Таким образом, в сравнении с рациональной теологией Гёте перенес внимание — с критицизма, с вскрытия противоречий текста, на субстанциальный, «буквальный» смысл его. Гёте не разрушает, а сохраняет, причем сохраняет не вопреки критике текста, не потому, что так верует, — как поступали и поступают многие протестантские богословы вопреки производимой ими работе разрушения целого; он сохраняет, конструктивно пользуясь критикой текста: «Все внешнее, для нас либо недейственное, либо подверженное сомнению, предоставляется критике» (ВА 13, 549, — написано в 1813 г., в XII книге «Поэзии и правды»).

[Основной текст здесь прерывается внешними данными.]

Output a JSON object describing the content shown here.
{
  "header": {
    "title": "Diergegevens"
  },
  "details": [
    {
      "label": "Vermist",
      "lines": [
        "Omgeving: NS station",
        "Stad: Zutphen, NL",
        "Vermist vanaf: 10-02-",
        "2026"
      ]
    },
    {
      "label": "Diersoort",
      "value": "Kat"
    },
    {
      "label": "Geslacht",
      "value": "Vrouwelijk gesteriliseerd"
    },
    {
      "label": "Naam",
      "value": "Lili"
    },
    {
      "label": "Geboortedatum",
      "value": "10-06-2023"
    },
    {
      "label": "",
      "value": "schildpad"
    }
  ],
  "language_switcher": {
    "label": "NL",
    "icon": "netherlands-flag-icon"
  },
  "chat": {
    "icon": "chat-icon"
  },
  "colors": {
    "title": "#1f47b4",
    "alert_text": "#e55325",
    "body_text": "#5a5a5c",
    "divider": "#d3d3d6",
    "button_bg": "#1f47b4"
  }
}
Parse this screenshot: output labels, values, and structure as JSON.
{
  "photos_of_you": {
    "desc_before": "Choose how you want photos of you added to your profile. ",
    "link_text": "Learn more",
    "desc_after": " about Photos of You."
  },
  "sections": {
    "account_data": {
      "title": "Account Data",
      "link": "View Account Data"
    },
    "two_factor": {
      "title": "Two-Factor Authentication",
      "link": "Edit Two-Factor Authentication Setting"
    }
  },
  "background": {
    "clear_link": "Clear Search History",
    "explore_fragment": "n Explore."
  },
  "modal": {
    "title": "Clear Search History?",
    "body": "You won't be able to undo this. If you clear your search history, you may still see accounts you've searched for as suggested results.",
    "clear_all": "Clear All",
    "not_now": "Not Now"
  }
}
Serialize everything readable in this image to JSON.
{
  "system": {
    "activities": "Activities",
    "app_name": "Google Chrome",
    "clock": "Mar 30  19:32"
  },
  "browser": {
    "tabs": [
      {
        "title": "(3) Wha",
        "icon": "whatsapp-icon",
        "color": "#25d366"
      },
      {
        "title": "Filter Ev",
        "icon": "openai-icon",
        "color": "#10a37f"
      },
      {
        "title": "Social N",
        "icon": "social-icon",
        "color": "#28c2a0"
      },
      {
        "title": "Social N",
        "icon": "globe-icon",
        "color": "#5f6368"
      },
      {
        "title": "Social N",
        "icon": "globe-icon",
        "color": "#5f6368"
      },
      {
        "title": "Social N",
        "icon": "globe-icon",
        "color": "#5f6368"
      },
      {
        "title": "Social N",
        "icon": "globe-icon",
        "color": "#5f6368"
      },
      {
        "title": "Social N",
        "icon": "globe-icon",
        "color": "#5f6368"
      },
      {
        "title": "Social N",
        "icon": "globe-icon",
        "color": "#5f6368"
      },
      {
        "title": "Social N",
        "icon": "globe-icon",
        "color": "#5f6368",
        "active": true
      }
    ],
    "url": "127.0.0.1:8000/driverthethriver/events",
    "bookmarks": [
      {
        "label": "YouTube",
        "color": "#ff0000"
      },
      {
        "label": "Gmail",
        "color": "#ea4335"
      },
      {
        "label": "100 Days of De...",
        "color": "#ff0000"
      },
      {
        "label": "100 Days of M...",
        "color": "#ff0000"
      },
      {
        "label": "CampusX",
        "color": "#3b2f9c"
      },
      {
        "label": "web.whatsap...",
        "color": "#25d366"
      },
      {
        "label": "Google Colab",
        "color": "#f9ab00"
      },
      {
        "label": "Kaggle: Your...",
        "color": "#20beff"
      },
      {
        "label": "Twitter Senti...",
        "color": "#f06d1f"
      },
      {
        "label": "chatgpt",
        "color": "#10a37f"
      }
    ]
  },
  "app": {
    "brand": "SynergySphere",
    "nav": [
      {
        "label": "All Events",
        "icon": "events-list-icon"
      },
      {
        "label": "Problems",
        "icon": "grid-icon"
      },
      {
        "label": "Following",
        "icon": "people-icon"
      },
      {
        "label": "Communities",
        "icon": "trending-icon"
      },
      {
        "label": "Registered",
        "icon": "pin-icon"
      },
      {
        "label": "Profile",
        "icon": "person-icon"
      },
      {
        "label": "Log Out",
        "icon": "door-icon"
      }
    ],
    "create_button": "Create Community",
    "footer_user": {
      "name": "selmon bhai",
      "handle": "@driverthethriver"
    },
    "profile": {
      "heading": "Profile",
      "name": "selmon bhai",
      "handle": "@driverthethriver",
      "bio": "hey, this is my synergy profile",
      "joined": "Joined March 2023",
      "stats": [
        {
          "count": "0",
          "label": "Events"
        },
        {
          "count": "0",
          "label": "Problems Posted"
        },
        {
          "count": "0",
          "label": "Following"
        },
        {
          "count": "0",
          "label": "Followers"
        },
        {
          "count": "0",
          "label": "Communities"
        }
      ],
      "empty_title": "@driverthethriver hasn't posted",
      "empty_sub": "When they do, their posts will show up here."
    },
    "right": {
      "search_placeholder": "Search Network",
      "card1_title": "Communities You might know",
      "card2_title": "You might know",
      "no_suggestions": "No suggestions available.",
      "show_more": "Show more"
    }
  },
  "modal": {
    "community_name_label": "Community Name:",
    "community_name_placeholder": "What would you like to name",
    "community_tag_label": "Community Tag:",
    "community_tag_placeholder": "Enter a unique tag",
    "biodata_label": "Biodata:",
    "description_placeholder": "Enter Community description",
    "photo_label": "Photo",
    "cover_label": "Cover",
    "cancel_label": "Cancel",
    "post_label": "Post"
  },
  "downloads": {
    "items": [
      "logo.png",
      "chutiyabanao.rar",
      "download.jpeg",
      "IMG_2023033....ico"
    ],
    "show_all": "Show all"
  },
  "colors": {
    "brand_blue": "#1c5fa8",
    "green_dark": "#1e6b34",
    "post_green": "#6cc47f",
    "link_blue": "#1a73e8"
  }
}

И в сравнении с романтиками-мифологами Гёте — охранитель традиционной субстанции смысла; романтический миф разъедает историю, переводит ее в иное культурфилософское измерение — миф как сосуд сокровенных прасмыслов человечества; и Гёте тоже говорит об исконности: «Во всяком предании, дошедшем до нас, особенно в предании письменном, самое главное — основа, внутреннее, смысл, направление творения; в этом изначальность его, божественность, действенность, неприкосновенность, несокрушимость, и ни время, ни внешнее воздействие или обстоятельство не может нанести ущерба такой внутренней первосущности, по крайней мере не может нанести ей ущерба большего, нежели тот, какой наносит болезнь тела благообразованной душе» (ВА 13, 518–549). Внутренняя первосущность — это для Гёте всегда (так и в этюде об «Израиле в пустыне») исторически-практическая сущность народа, или, иначе, сущность народа в реальности его первоначальной, первозданной истории, предопределяющей его дальнейшие судьбы, — все сконцентрировано на реальности истории, на практических шагах, на разумности или неразумности действий и поступков. В исконном, говоря коротко, важен реальный смысл истории.